I took your pictures down. It's not me taking you down per se, but rather the memory of you laying your fingers on his head. We were the spread, the flood, the red. The mercurial lovers of a time once ahead. Things change like our nature, speeding the tide like a carousel love. I'm not one to point fingers, but this death will lay on your head until the end of all that I meant. I can forgive, but I can't forget. It's never going to be the same. Relapse-born spins in the vinyl heart-shaped eyes you had when you darted your way into the room to hold his head and kiss that walking dead.
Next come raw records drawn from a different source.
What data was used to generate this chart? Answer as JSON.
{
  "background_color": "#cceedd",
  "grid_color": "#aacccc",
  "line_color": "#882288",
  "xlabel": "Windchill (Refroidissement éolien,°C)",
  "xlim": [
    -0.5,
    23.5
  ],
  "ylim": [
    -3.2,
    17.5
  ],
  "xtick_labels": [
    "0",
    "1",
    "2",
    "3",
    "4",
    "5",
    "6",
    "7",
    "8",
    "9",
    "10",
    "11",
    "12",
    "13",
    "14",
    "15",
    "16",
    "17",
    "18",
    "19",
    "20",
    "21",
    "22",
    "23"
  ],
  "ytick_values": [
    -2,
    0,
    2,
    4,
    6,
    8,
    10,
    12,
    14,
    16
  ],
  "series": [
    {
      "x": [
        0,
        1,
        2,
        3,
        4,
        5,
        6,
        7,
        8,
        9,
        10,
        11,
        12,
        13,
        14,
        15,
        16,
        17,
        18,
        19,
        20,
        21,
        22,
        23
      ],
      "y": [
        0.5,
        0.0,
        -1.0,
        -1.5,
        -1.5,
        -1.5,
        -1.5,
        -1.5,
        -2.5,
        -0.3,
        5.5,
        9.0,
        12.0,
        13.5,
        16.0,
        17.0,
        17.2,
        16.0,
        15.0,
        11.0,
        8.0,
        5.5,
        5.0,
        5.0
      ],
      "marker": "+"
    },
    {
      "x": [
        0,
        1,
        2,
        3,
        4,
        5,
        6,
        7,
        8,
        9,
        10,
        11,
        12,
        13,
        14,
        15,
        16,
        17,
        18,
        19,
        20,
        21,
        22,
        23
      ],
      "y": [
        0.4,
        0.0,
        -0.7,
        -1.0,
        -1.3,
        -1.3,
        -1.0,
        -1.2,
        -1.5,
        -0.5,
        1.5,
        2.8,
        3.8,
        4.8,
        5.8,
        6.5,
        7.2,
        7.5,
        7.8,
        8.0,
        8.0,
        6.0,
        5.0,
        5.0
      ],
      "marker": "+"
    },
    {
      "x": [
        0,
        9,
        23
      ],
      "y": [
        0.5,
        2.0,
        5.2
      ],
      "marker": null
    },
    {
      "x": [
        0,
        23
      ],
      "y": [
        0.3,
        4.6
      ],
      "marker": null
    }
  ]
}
Your kisses are hidden bad habits, collect calls from the outer home to the inner mothership, the one that lays on your shoulders. They are the hanging nooses from here to the moon, allowing us to end it all once you're done with us. You taught us how to be us with you. You taught us that reliance that you're oh so afraid of gaining - You have it too. The sooner you realize that you will fall with this sinking ship, the less the pain you will get. I heard every guy wants to be the girl's first, and every girl wants to be the guy's last. You're not my first, and you're not my last.

"But you're possibly the prettiest"

I always knew you held him. You and him held keys like Bonnie and Clyde. Do you love me for the cigarette burn kisses? Do you love him for the green-induced sequences? He's got the world on a string, I got a simple line to sing. Steal it away; this is your show. No thunder-stealing intended. You slaved me past noon to create me good. I'm done relying on you. You're a symbiote. I'm done being the host.

Monday, February 22, 2010

Love like a bear trap.

I got a hand-grenade that says "Thanks" better than anything I could write today. You've got to open up and remix what you call a heart, which clearly isn't good enough for you. Love like a bear trap, even when you know exactly what you're getting yourself into. Set me up and let me down. It's always the same. I was a spark, and I guess your alcohol level was so high you caught on fire. It's not you. She's not you. She's his girlfriend, not you. Sometimes you get so high that you sing out into the street lights and pour down like rain on the sidewalk. I'm officially sick of holding buildings together when you act like that squeaky hydraulic on your old bed. This is choppy, but it's me when I'm raw. It seems like it's the only thing that can take your breath away nowadays.